FILED BY THE REGISTRANT [X]       FILED BY A PARTY OTHER THAN THE REGISTRANT [ ]
 
- --------------------------------------------------------------------------------
 
Check the appropriate box:
[ ] Preliminary Proxy Statement
[X] Definitive Proxy Statement
[ ] Definitive Additional Materials
[ ] Soliciting Material Pursuant to sec.240.14a-11(c) or sec.240.14a-12
[ ] Confidential, for Use of the Commission Only (as permitted by Rule
    14a-6(e)(2))
 
                       ARCH COMMUNICATIONS GROUP, INC.
               (Name of Registrant as Specified In Its Charter)
 
                                
   (Name of Person(s) Filing Proxy Statement, if other than the Registrant)
 
PAYMENT OF FILING FEE (CHECK THE APPROPRIATE BOX):
[X] No fee required.
[ ] Fee computed on table below per Exchange Act Rules 14a-6(i)(4) and 0-11.
 
    1) Title of each class of securities to which transaction applies:
 
    2) Aggregate number of securities to which transaction applies:
 
    3) Per unit price or other underlying value of transaction computed pursuant
       to Exchange Act Rule 0-11 (Set forth the amount on which the filing fee
       is calculated and state how it was determined):
 
    4) Proposed maximum aggregate value of transaction:
 
    5) Total fee paid:
 
[ ] Fee paid previously with preliminary materials.
 
[ ] Check box if any part of the fee is offset as provided by Exchange Act Rule
    0-11(a)(2) and identify the filing for which the offsetting fee was paid
    previously. Identify the previous filing by registration statement number,
    or the Form or Schedule and the date of its filing.
 
    1) Amount Previously Paid:
  
    2) Form, Schedule or Registration Statement No.:
 
    3) Filing Party:
 
    4) Date Filed:
 
- --------------------------------------------------------------------------------
<PAGE>   2
 
                        ARCH COMMUNICATIONS GROUP, INC.
 
                 NOTICE OF 1999 ANNUAL MEETING OF STOCKHOLDERS
                            TO BE HELD MAY 18, 1999
 
     NOTICE IS HEREBY GIVEN that the 1999 Annual Meeting of Stockholders of Arch
Communications Group, Inc., a Delaware corporation (the "Company"), will be held
on Tuesday, May 18, 1999, at 11:00 a.m. (local time) at Hale and Dorr LLP, 26th
Floor, 60 State Street, Boston, Massachusetts 02109 (the "Meeting"), for the
purpose of considering and voting upon the following matters:
 
        1.  To elect two directors of the Company.
 
        2.  To approve amendments to the Company's Non-Employee Directors' Stock
            Option Plan (a) increasing the number of shares of Common Stock
            issuable under such plan from 80,200 to 140,200 and (b) providing
            that all options granted under such plan after May 18, 1999 shall
            become fully exercisable on the date of grant, as more fully
            described in the accompanying Proxy Statement.
 
        3.  To ratify the selection by the Board of Directors of Arthur Andersen
            LLP as the independent public accountants for the Company for the
            fiscal year ending December 31, 1999.
 
        4.  To transact such other business as may properly come before the
            Meeting.
 
     The Board of Directors has no knowledge of any other business to be
transacted at the Meeting or at any adjournments thereof.
 
     The Board of Directors has fixed the close of business on Wednesday, April
7, 1999 as the record date for the determination of stockholders entitled to
notice of and to vote at the Meeting and at any adjournments thereof.

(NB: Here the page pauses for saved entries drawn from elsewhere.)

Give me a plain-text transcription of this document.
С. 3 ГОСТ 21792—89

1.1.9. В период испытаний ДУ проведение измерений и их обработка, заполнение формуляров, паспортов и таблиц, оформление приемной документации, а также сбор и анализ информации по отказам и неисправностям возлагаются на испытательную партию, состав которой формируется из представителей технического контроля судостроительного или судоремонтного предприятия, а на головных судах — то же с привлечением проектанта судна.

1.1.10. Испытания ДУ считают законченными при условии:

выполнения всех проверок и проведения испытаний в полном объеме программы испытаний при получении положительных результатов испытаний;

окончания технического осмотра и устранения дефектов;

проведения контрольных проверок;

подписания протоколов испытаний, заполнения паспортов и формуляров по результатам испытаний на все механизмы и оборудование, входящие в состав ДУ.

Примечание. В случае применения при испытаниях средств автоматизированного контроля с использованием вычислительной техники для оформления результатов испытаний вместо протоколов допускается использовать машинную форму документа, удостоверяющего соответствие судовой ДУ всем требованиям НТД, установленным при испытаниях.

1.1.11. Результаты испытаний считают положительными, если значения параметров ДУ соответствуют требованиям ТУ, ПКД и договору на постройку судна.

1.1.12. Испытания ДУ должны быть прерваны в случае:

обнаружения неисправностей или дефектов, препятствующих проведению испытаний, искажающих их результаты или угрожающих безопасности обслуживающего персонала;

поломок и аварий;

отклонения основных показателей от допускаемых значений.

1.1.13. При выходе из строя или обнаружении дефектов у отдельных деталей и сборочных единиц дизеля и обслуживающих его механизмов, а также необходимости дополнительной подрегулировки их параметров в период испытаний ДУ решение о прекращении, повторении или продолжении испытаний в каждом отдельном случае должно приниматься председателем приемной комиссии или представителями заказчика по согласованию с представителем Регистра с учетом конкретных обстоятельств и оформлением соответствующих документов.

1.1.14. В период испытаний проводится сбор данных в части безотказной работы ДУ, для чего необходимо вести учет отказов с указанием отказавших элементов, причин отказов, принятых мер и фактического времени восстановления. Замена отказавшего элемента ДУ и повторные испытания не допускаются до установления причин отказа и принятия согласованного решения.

The list
of the Company's stockholders entitled to vote at the Meeting will be available
for examination by any stockholder, for any purpose germane to the Meeting,
during ordinary business hours for ten days prior to the Meeting at the
principal executive offices of the Company, 1800 West Park Drive, Suite 250,
Westborough, Massachusetts 01581, and at the place of the Meeting.
 
     A copy of the Company's Annual Report to Stockholders for the year ended
December 31, 1998, which contains consolidated financial statements and other
information of interest to stockholders, accompanies this Notice of Meeting and
the enclosed Proxy Statement.
 
                                          By order of the Board of Directors,
 
                                          GARRY B. WATZKE, Secretary
 
April 16, 1999
Westborough, Massachusetts
 
WHETHER OR NOT YOU PLAN TO ATTEND THE MEETING, PLEASE PROMPTLY COMPLETE, DATE,
SIGN AND RETURN THE ENCLOSED PROXY IN THE ACCOMPANYING ENVELOPE. NO POSTAGE NEED
BE AFFIXED IF THE PROXY IS MAILED IN THE UNITED STATES.
<PAGE>   3
 
                        ARCH COMMUNICATIONS GROUP, INC.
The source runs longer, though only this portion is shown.